Il existe en effet une asymétrie très importante. Pour les deux premiers vaccins arrivés sur le marché, Pfizer-BioNTech et Moderna, entre 90% et 100% de leur production est captée par les pays riches, qui ont été les premiers à passer des accords d’achats à risque avec ces firmes. Ils sont aujourd’hui les premiers servis, ce qui laisse un certain nombre de pays sans une possibilité d’avoir accès en quantité suffisante à ces vaccins à court terme. On espère que les prochains qui arriveront sur le marché permettront à ces pays d’avoir un accès proportionnellement plus important.

Il y a plusieurs niveaux d’asymétrie. Le premier niveau concerne la capacité d’achat des pays riches qui leur a permis de passer des contrats les premiers.

Il y a aussi une asymétrie dans les livraisons, certains pays qui ont passé des accords, notamment grâce au mécanisme international de la Covax, n’ont pas encore accès à leurs doses. La Covax est majoritairement constituée de pays à revenus intermédiaires et à bas revenus, c’est d’autant plus problématique que ces pays sont aujourd’hui affectés. Aujourd’hui si les pays riches et ceux d’Amérique latine sont très affectés par cette crise, l’impact de la pandémie ne cesse d’augmenter sur le continent africain avec des difficultés à avoir accès aux vaccins dans le temps court.

La dernière asymétrie porte sur le niveau d’immunisation de la population. Les pays riches, contrairement aux recommandations de l’OMS dans son cadre d’allocation équitable qui recommande de vacciner 20% de la population, à savoir les groupes prioritaires, visent une vaccination autour de 70% de leur population, ce qui représente un volume important des doses disponibles sur le marché. Les pays à revenus intermédiaires et à bas revenus, quant à eux, devraient au mieux vacciner 2% de leur population d’ici la fin de l’année.

De nombreuses conséquences vont découler de ces asymétries, notamment si on regarde le cas de pays comme l’Afrique du Sud, qui est durement frappé par la pandémie et les variants. La transmission risque de devenir plus importante, ce qui risque de surcharger les hôpitaux. Même s’il s’agit d’un pays à revenu intermédiaire, la capacité d’absorption du nombre de malades se pose de la même manière que dans les pays riches. Il risque d’y avoir un taux de mortalité important, et ils ne pourront malheureusement pas protéger leur propre personnel de santé. Cela peut avoir un impact sur les court et long termes, tel que l’affaiblissement de leur capacité de réponse.

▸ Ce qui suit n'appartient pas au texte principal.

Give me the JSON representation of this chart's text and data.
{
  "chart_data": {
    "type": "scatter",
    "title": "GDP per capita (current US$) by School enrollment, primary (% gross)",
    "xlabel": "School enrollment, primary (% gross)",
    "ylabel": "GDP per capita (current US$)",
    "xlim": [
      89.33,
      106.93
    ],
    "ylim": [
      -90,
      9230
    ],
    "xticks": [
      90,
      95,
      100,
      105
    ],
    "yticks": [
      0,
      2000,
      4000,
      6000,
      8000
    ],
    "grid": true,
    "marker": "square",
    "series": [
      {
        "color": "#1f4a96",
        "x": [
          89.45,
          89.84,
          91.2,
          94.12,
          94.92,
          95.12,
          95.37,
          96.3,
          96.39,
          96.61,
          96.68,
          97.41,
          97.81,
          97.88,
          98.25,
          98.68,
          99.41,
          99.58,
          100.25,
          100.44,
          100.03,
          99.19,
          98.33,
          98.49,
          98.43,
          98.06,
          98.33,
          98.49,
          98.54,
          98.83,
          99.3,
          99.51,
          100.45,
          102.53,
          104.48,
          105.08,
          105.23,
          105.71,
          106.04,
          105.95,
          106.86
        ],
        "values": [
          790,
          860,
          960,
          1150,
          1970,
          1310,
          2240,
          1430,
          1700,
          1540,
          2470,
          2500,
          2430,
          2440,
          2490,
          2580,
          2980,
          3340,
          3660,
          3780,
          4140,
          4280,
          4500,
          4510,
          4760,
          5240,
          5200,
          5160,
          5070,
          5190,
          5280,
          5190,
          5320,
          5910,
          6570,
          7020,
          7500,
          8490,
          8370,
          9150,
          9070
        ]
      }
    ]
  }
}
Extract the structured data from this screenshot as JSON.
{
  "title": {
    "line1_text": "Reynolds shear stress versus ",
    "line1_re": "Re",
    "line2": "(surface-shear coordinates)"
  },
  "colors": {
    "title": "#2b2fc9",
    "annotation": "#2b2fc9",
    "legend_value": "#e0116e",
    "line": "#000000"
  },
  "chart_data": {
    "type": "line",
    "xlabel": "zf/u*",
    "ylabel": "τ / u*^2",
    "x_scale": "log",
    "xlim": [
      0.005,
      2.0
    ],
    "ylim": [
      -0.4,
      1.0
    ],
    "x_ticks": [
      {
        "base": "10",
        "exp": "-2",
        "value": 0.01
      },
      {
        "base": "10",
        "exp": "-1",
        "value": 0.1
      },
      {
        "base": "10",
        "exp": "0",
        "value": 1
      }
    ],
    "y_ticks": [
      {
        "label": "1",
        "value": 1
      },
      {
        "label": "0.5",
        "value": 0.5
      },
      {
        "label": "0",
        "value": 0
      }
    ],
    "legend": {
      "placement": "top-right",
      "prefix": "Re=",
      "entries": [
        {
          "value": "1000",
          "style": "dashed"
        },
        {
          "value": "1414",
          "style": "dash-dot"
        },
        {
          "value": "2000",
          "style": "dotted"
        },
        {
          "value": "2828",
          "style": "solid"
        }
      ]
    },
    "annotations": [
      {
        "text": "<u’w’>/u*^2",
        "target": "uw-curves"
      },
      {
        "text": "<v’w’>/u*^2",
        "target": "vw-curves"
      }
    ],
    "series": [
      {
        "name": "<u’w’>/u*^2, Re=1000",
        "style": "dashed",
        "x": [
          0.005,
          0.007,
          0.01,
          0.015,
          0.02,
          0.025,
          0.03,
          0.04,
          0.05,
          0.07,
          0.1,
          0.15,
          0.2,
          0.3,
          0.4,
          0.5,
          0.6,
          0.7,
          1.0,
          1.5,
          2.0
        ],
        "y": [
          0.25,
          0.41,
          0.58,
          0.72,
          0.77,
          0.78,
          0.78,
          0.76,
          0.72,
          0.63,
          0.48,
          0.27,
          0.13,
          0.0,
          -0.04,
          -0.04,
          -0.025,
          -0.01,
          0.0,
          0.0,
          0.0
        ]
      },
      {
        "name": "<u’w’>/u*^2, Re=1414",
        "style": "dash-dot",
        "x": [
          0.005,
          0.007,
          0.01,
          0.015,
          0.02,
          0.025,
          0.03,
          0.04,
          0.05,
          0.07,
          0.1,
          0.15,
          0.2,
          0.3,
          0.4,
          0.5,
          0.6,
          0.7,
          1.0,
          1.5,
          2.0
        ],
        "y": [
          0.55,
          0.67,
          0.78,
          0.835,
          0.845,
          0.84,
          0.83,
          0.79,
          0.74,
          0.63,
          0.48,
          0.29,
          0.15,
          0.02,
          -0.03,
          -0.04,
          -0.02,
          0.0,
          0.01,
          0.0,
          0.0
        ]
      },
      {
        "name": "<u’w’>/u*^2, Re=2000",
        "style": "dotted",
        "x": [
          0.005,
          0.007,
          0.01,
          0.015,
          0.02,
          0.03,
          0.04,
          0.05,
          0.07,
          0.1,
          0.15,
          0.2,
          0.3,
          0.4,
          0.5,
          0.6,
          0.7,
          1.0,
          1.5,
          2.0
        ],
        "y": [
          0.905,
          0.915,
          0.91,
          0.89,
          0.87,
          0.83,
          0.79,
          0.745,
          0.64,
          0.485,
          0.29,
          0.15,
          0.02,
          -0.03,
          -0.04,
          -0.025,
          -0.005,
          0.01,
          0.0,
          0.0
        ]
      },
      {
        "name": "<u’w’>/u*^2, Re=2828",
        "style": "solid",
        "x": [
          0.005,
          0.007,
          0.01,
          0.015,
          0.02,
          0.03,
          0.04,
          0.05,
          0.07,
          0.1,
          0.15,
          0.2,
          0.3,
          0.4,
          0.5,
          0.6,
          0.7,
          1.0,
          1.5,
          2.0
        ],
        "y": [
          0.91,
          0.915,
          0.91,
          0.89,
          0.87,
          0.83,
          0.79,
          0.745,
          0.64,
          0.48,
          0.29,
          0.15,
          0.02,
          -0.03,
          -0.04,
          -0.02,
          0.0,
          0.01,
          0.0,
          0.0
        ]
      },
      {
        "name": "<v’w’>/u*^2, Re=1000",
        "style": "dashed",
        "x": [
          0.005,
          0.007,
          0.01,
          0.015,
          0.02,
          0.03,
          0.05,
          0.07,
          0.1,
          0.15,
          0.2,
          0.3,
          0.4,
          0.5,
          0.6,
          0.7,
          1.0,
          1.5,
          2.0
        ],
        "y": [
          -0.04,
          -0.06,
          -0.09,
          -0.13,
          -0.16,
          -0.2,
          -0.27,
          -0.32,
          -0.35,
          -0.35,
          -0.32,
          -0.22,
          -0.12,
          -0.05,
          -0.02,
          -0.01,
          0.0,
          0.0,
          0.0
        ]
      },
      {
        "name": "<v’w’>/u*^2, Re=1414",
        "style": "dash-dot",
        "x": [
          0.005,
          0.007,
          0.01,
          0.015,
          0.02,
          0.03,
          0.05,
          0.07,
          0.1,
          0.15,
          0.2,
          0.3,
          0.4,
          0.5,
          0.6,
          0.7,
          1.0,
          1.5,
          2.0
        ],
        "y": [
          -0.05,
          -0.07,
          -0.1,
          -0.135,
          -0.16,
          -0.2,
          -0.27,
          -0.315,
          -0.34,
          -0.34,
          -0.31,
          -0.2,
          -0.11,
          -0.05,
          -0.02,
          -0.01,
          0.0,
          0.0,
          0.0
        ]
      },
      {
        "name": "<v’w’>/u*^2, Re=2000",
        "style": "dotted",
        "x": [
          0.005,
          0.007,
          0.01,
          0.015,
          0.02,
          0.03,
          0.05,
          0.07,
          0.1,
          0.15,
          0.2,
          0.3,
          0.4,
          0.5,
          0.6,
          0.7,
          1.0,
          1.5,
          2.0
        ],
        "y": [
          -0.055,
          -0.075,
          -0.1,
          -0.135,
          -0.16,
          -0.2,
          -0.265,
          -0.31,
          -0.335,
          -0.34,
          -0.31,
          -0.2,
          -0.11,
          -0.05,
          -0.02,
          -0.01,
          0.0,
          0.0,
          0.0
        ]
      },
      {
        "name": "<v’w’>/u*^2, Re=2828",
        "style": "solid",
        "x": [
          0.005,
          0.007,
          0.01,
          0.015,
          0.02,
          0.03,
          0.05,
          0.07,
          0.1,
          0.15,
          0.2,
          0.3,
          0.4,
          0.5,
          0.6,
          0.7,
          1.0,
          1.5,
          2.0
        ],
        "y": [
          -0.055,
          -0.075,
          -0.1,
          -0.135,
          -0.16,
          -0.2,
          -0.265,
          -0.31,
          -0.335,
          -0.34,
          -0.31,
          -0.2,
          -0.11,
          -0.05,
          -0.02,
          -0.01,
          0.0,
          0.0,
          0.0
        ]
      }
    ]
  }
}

Alors que certains pays, comme la Chine ou la Russie, se lancent dans une lutte d’influence, quels sont les enjeux géopolitiques qui découlent de cette course aux vaccins ? 

Les acteurs traditionnels et la réponse internationale ne répondent pas à la situation de pandémie ni aux besoins des populations dans les différentes zones géographiques. Une course a commencé à voir le jour pour fournir ces pays, avec en tête la Chine, mais aussi la Russie et l’Inde. Face à la pression politique qui est de plus en plus importante dans ces pays et le manque d’efficacité de la Facilité COVAX, les gouvernements se tournent vers les pays ayant des candidats vaccins prometteurs et qui sont de nouveaux entrants, comme c’est le cas pour la Chine et la Russie. L’Inde n’est pas quant à lui un nouvel entrant dans le domaine de la production de vaccin à l’échelle internationale. Ce pays est connu comme la pharmacie des pays en développement et couvre déjà de nombreux besoins en vaccins. Les fabricants indiens ont passé de nombreux accords bilatéraux, mais aussi désaccords dans le cadre de la Covax, avec principalement AstraZeneca et son partenaire indien Serum Institute of India. Globalement, des liens se sont ainsi créés et recréés entre certains États.

De nombreux pays ont ainsi passé avec la Chine ou la Russie des accords à plusieurs niveaux : accord pour la mise en place d’essais cliniques, accords d’achats de doses, partenariats de production de certains vaccins.

Avec ces nouveaux acteurs, le paysage est en train de se modifier peu à peu. On peut aisément imaginer qu’une compétition va s’installer entre eux, notamment entre la Chine et l’Inde.